Cada mañana, el reloj se convertía en nuestro enemigo cuando suplicábamos por “cinco minuticos más” de sueño antes de levantarnos. Sin embargo, ese mismo reloj, al marcar la hora del timbre de salida, se transformaba en nuestro mejor aliado al anunciar el final de la jornada escolar y la llegada de las tardes libres, en las que desafiábamos nuestras habilidades en torneos de “Missile command” o “Space invaders” en el Atari. La música de aquellos años completaba la atmósfera: Madonna, Michael Jackson y la inolvidable “Wake me up before you go-go” de George Michael animaban nuestras partidas mientras presumíamos de la miniteca del fin de semana anterior.

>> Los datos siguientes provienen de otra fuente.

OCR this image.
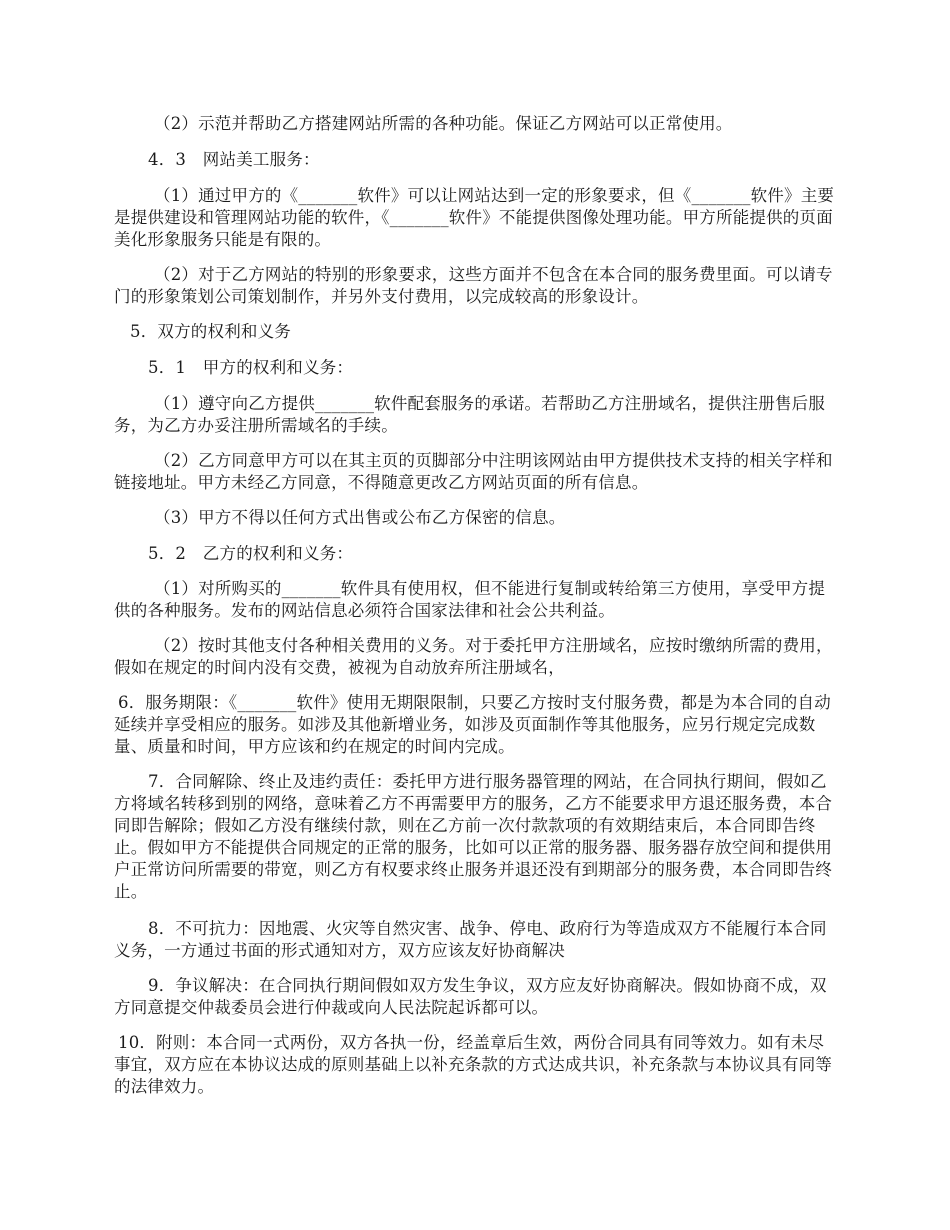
（2）示范并帮助乙方搭建网站所需的各种功能。保证乙方网站可以正常使用。

4．3　网站美工服务：

（1）通过甲方的《_______软件》可以让网站达到一定的形象要求，但《_______软件》主要是提供建设和管理网站功能的软件，《_______软件》不能提供图像处理功能。甲方所能提供的页面美化形象服务只能是有限的。

（2）对于乙方网站的特别的形象要求，这些方面并不包含在本合同的服务费里面。可以请专门的形象策划公司策划制作，并另外支付费用，以完成较高的形象设计。

5．双方的权利和义务

5．1　甲方的权利和义务：

（1）遵守向乙方提供_______软件配套服务的承诺。若帮助乙方注册域名，提供注册售后服务，为乙方办妥注册所需域名的手续。

（2）乙方同意甲方可以在其主页的页脚部分中注明该网站由甲方提供技术支持的相关字样和链接地址。甲方未经乙方同意，不得随意更改乙方网站页面的所有信息。

（3）甲方不得以任何方式出售或公布乙方保密的信息。

5．2　乙方的权利和义务：

（1）对所购买的_______软件具有使用权，但不能进行复制或转给第三方使用，享受甲方提供的各种服务。发布的网站信息必须符合国家法律和社会公共利益。

（2）按时其他支付各种相关费用的义务。对于委托甲方注册域名，应按时缴纳所需的费用，假如在规定的时间内没有交费，被视为自动放弃所注册域名，

6．服务期限：《_______软件》使用无期限限制，只要乙方按时支付服务费，都是为本合同的自动延续并享受相应的服务。如涉及其他新增业务，如涉及页面制作等其他服务，应另行规定完成数量、质量和时间，甲方应该和约在规定的时间内完成。

7．合同解除、终止及违约责任：委托甲方进行服务器管理的网站，在合同执行期间，假如乙方将域名转移到别的网络，意味着乙方不再需要甲方的服务，乙方不能要求甲方退还服务费，本合同即告解除；假如乙方没有继续付款，则在乙方前一次付款款项的有效期结束后，本合同即告终止。假如甲方不能提供合同规定的正常的服务，比如可以正常的服务器、服务器存放空间和提供用户正常访问所需要的带宽，则乙方有权要求终止服务并退还没有到期部分的服务费，本合同即告终止。

8．不可抗力：因地震、火灾等自然灾害、战争、停电、政府行为等造成双方不能履行本合同义务，一方通过书面的形式通知对方，双方应该友好协商解决

9．争议解决：在合同执行期间假如双方发生争议，双方应友好协商解决。假如协商不成，双方同意提交仲裁委员会进行仲裁或向人民法院起诉都可以。

10．附则：本合同一式两份，双方各执一份，经盖章后生效，两份合同具有同等效力。如有未尽事宜，双方应在本协议达成的原则基础上以补充条款的方式达成共识，补充条款与本协议具有同等的法律效力。
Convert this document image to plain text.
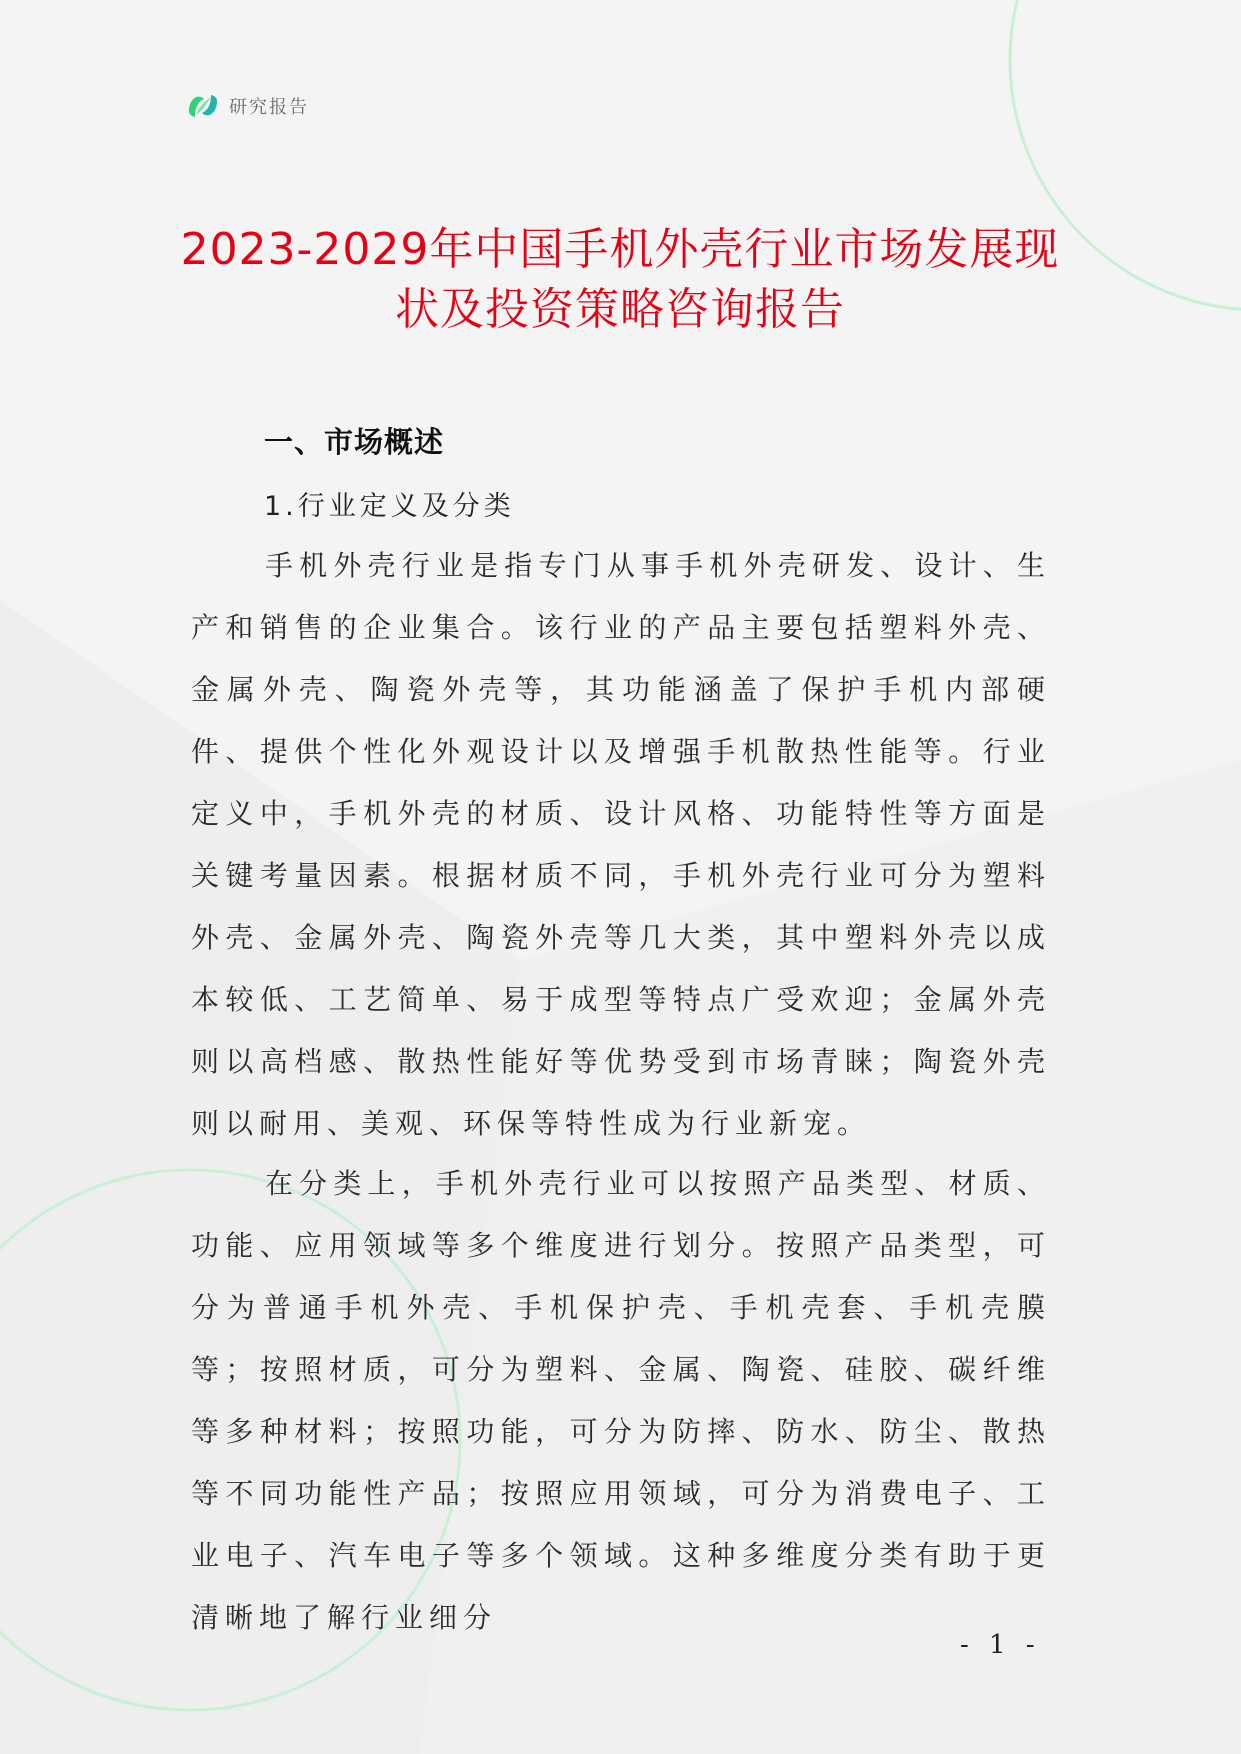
研究报告
2023-2029年中国手机外壳行业市场发展现
状及投资策略咨询报告
一、市场概述
1.行业定义及分类

手机外壳行业是指专门从事手机外壳研发、设计、生产和销售的企业集合。该行业的产品主要包括塑料外壳、金属外壳、陶瓷外壳等，其功能涵盖了保护手机内部硬件、提供个性化外观设计以及增强手机散热性能等。行业定义中，手机外壳的材质、设计风格、功能特性等方面是关键考量因素。根据材质不同，手机外壳行业可分为塑料外壳、金属外壳、陶瓷外壳等几大类，其中塑料外壳以成本较低、工艺简单、易于成型等特点广受欢迎；金属外壳则以高档感、散热性能好等优势受到市场青睐；陶瓷外壳则以耐用、美观、环保等特性成为行业新宠。

在分类上，手机外壳行业可以按照产品类型、材质、功能、应用领域等多个维度进行划分。按照产品类型，可分为普通手机外壳、手机保护壳、手机壳套、手机壳膜等；按照材质，可分为塑料、金属、陶瓷、硅胶、碳纤维等多种材料；按照功能，可分为防摔、防水、防尘、散热等不同功能性产品；按照应用领域，可分为消费电子、工业电子、汽车电子等多个领域。这种多维度分类有助于更清晰地了解行业细分

- 1 -
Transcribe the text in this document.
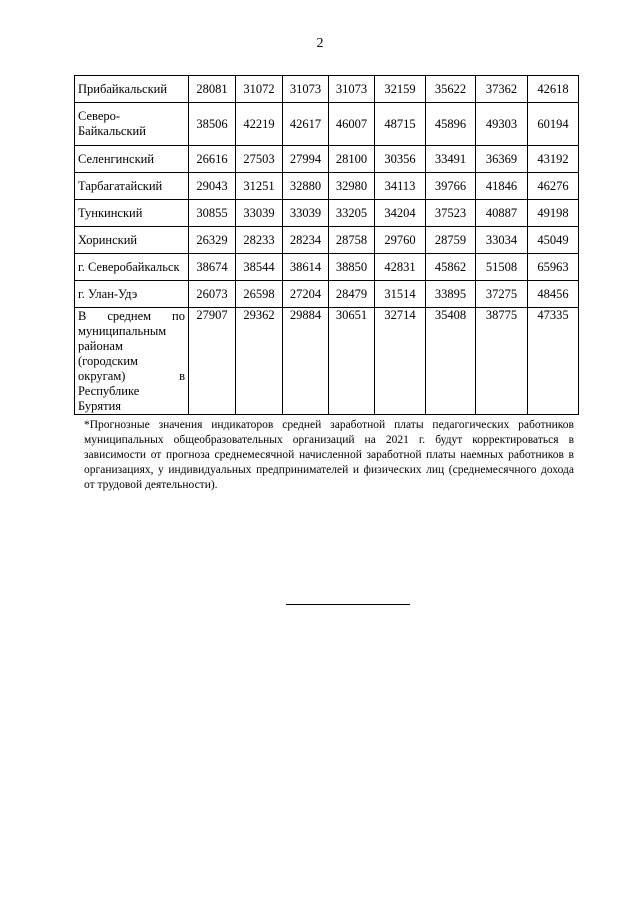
2
Прибайкальский	28081	31072	31073	31073	32159	35622	37362	42618
Северо-Байкальский	38506	42219	42617	46007	48715	45896	49303	60194
Селенгинский	26616	27503	27994	28100	30356	33491	36369	43192
Тарбагатайский	29043	31251	32880	32980	34113	39766	41846	46276
Тункинский	30855	33039	33039	33205	34204	37523	40887	49198
Хоринский	26329	28233	28234	28758	29760	28759	33034	45049
г. Северобайкальск	38674	38544	38614	38850	42831	45862	51508	65963
г. Улан-Удэ	26073	26598	27204	28479	31514	33895	37275	48456
В среднем по муниципальным районам (городским округам) в Республике Бурятия	27907	29362	29884	30651	32714	35408	38775	47335

*Прогнозные значения индикаторов средней заработной платы педагогических работников муниципальных общеобразовательных организаций на 2021 г. будут корректироваться в зависимости от прогноза среднемесячной начисленной заработной платы наемных работников в организациях, у индивидуальных предпринимателей и физических лиц (среднемесячного дохода от трудовой деятельности).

Imposible no recordar a nuestros maestros, exigentes y disciplinados, quienes dedicaron generosamente su proyecto de vida a formarnos como personas. Eran blanco de nuestras bromas, sí, pero siempre en el marco del respeto y la admiración que nos inspiraban por su vocación y pasión por la enseñanza. Recordamos su llamado diario a lista, su astucia para evitar la copia en los exámenes, su meticulosa atención para prevenir accidentes en la clase de química, su paciencia para lograr el silencio en la biblioteca y su habilidad para captar y mantener la atención de nuestras mentes inquietas durante horas. Pero más allá de sus deberes como educadores, lo que realmente los distinguía era su testimonio de entrega sin límite a la educación de jóvenes en nuestro país, que se manifestaba en las grandes lecciones de vida que nos transmitían y que iban más allá de las aulas.

A mis compañeros de bachillerato, todo mi agradecimiento por esos momentos de complicidad, por los apodos cariñosos que aún perduran, por compartir minutos antes de clase las tareas que no habíamos preparado y, muy especialmente, por una amistad genuina y desinteresada. ¡Gratitud por aquel tiempo!